Cerebral malaria, with unarousable coma not attributable to any other cause, respiratory distress with chest symptoms (Cough, difficulty in breathing, acute kidney injury/failure where a patient will not be able to form or pass urine due to the injured kidney by malaria parasites and most recently death of tissues mainly of the hands or feet or both (gangrene).

Of recent, some people have suddenly collapsed at work or while driving only to be diagnosed with severe malaria as the culprit in the equation. No wonder the Link Bus Co. driver, if we have to partake the PRO of company’s submission on” what’s up”, collapse was no surprise in this regard.

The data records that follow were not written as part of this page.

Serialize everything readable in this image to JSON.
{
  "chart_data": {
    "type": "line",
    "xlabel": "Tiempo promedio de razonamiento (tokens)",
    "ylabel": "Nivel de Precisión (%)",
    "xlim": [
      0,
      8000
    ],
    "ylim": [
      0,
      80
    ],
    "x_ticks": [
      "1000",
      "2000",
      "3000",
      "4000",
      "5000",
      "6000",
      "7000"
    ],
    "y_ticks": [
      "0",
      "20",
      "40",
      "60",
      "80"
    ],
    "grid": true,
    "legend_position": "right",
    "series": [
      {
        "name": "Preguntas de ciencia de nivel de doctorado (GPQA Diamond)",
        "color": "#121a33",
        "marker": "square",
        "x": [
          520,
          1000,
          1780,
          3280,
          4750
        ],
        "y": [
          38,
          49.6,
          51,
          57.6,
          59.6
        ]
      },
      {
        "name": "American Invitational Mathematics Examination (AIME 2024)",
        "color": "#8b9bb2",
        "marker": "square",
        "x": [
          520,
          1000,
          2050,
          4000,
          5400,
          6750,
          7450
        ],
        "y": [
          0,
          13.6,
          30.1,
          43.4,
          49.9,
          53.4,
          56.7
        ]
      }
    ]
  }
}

Malaria in pregnancy, like in children is even more catastrophic as it can lead to placental malaria especially in those getting pregnant for the first or second time (prime gravidas), anemia, hypoglycemia (very little sugar in the blood leading to collapsing) premature labour while in the baby adverse birth outcomes (due to prematurity, low birth weight, still birth, abortion, congenital malaria with anaemia are apt to ensue.

The vision for the Ministry of Health’s National Malaria Control Division is: A “Malaria-free Uganda” to enable social economic transformation in line with vision 2040 while the goal is that by 2025, reduce malaria infection and morbidity by 50% and malaria related mortality by 75% of 2019 levels. His Excellency the President espouse this by launching, “A Malaria Free Uganda starts with me” campaign in 2019.

In this regard, therefore, let us espouse the strategies as prescribed by WHO and the Roll Back Malaria (RBM) fraternity which include:

Reporting to the nearest health facility for treatment after a malaria test, if you feel any of the symptoms mentioned above soon as possible as but not later than 24 hours. Sleep under a mosquito treated net.

Ensure clean water-logged free environment around your home, and if you can afford to have your house sprayed with long lasting insecticides not by every Tom and Dick, but by qualified spray operators. Use mosquito repellant creams, soaps if you intend to stay out in the night. Use mosquito electric gadgets available in most super markets.

If pregnant, attend ante natal clinic where a malaria test will be conducted and malaria prevention tablets for your baby will be given at monthly intervals plus a mosquito net.

Lastly, as Uganda awaits the malaria vaccine for our little ones, lets embrace the effort in this regard rather than de campaigning, demonising and demagoguing it.